Posted 3/15/10

Last week, Republican Gov. Jodi Rell announced yet another plan to rescue and renovate the University of Connecticut’s financially-challenged Health Center and John Dempsey Hospital in Farmington. Dozens of Health Center medical staff, students, and personnel filled the stairwells and corridors around Rell making the event look more like a grand opening instead of first word on a possible compromise.
State House Majority Leader Denise Merrill (D-Mansfield), who attended the event, and is supportive of the effort, was blunt about the status of the plan. “Even though it (Rell’s announcement) did look like a ceremonial ribbon-cutting kind of thing—like a done deal, it is not,” she said.
For one thing, a $100 million element of the $352 million proposal would come from federal funding. U.S. Sen. Christopher Dodd (D-CT) has tried to insert the funding into President Obama’s health care reform legislation. According to the Washington-based news website Politico.com, the President, down on “earmark” items that smack of being special goodies for key lawmakers, is asking Senate leaders to remove the hospital grant program.
Merrill said she views Dodd’s item as more of a challenge grant, available to competing states, and not a selective “earmark”, but she warned that unless Connecticut wins the $100 million dollars, the UConn deal could collapse. “I don’t see this project, in this form, happening without that $100 million dollars,” Merrill said. Rell agrees that the project may hinge on the federal money.
UConn President Michael Hogan told key legislators if the feds don’t come through, the state and the university might still be able to secure all or part of the $100 allotment through philanthropic sources or other federal outlets.
Rell’s proposal also calls for $227 million in state bonding, achieved in part by canceling several already-authorized projects. Because this is a legislative election year, that will have to be done carefully. Asking for lawmakers votes on the UConn plan while zapping some bonding projects important to their districts as they seek reelection could be a political disaster.
Merrill believes that dilemma can be avoided. “The Governor put out a list of projects that could be de-authorized, and some of them are very old, going back ten years, and sometimes the projects just aren’t going to happen,” she explained.
Another fragile element of the Rell plan is what she calls the “UConn Health Network”, an attempt to erase distrust and anger among Hartford-area hospitals that any bid to build a bigger Dempsey Hospital and UConn Health Center could weaken their patient base and fiscal stability at a time all health institutions are in stress.

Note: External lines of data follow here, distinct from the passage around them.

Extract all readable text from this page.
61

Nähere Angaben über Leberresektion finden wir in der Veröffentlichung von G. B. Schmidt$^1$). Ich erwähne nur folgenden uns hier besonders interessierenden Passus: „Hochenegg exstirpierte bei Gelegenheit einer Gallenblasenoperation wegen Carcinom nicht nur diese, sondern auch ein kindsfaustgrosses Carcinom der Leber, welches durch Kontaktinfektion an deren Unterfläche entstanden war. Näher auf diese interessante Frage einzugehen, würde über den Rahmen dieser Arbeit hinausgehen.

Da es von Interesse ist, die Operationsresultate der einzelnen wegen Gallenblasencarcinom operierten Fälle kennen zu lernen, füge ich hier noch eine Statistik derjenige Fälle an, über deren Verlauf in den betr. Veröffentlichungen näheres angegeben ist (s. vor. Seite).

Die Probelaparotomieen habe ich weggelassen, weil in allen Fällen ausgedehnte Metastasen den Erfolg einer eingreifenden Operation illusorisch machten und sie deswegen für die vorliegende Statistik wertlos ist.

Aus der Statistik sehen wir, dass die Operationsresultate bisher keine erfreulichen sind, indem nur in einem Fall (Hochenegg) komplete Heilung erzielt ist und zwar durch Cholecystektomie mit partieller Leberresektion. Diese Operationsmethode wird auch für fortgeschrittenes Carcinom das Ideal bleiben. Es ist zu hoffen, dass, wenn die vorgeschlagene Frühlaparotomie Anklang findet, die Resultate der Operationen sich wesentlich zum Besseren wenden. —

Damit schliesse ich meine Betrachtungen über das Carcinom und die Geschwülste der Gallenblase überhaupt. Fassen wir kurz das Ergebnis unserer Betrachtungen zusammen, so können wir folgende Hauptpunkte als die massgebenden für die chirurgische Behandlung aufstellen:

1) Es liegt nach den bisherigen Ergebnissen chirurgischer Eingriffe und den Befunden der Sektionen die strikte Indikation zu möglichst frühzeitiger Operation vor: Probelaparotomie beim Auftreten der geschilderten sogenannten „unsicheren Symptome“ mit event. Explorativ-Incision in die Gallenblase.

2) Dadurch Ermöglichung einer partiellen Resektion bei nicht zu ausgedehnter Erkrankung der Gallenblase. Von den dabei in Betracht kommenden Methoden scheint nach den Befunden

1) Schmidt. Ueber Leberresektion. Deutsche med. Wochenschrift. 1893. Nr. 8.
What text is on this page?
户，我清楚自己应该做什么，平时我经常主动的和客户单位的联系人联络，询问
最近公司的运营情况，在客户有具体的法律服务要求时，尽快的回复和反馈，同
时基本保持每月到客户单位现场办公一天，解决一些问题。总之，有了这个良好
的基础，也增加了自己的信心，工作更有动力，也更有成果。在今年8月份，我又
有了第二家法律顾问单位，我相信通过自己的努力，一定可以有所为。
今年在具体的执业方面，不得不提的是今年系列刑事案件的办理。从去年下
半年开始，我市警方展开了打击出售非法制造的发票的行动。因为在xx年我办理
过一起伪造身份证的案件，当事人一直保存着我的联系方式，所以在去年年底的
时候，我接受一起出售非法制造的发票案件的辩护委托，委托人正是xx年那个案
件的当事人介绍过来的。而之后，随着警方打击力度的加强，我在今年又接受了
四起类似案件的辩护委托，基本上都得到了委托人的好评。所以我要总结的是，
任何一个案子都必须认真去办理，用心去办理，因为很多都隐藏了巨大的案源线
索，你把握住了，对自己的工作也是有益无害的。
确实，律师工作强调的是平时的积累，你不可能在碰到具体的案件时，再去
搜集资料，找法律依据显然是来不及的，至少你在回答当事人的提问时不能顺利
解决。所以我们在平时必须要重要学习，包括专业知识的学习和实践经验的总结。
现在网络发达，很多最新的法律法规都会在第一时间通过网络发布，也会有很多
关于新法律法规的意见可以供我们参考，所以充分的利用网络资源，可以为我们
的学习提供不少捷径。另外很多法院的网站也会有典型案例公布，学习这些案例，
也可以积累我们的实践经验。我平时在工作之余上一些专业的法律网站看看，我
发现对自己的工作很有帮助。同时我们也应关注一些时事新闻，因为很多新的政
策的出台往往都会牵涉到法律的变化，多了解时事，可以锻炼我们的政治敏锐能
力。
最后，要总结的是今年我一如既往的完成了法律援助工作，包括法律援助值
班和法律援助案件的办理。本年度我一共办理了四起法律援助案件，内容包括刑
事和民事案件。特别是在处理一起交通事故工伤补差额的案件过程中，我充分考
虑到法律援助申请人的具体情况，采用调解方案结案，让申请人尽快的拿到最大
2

Getting the hospitals to work in collaboration with UConn, as proposed in the Rell plan, could defuse the angst. For example, the proposal calls for the Health Center’s neonatal intensive care unit to remain at Dempsey Hospital, but it would be run by the Connecticut Children’s Medical Center of Hartford.
About $20 million would be used for a regional primary care institute at Hartford’s St. Francis Hospital that would be open to all health care professionals, as would a regional simulation and conference center at Hartford Hospital.
The UCconn Health Center would get $236 million for a new patient tower at Dempsey Hospital and $96 million to renovate and upgrade the research and academic space at the University’s Farmington health campus.
Sounding a bit like Husky sports boosters, Hogan and UConn Board of Trustees chair Lawrence McHugh claimed the improvements could push the UConn Medical-Dental Schools into “the top tier” of the nation’s medical schools.
Merrill avoided the “top tier” hoopla, but said she will try to persuade her fellow lawmakers that finalizing a modernization plan for the UConn Health Center is “much like the argument for an enhanced University of Connecticut itself.” The massive building programs in the last decade at UConn’s Storrs campus transformed the school in a private-public fundraising effort that won positive reviews in many quarters.
Doing nothing for the Health Center would result in ‘jeopardizing our medical school,” Merrill intoned. “Those are assets for the entire state,” she said. “Those are our sons and daughters who attend that school, and it’s extremely important for the life of the state—that’s where our doctors are going to come from,” Merrill said.
Reporters asked Rell if she proposed the Health Center rescue plan so it could be her “legacy project” as she winds down her last year in office. The governor brushed aside that suggestion, but supporters of the Health Center really don’t care if that’s how Rell wants to view it. They are just happy to have her on board, because her opposition to past rescue plans has been one reason the process has taken so long to resolve.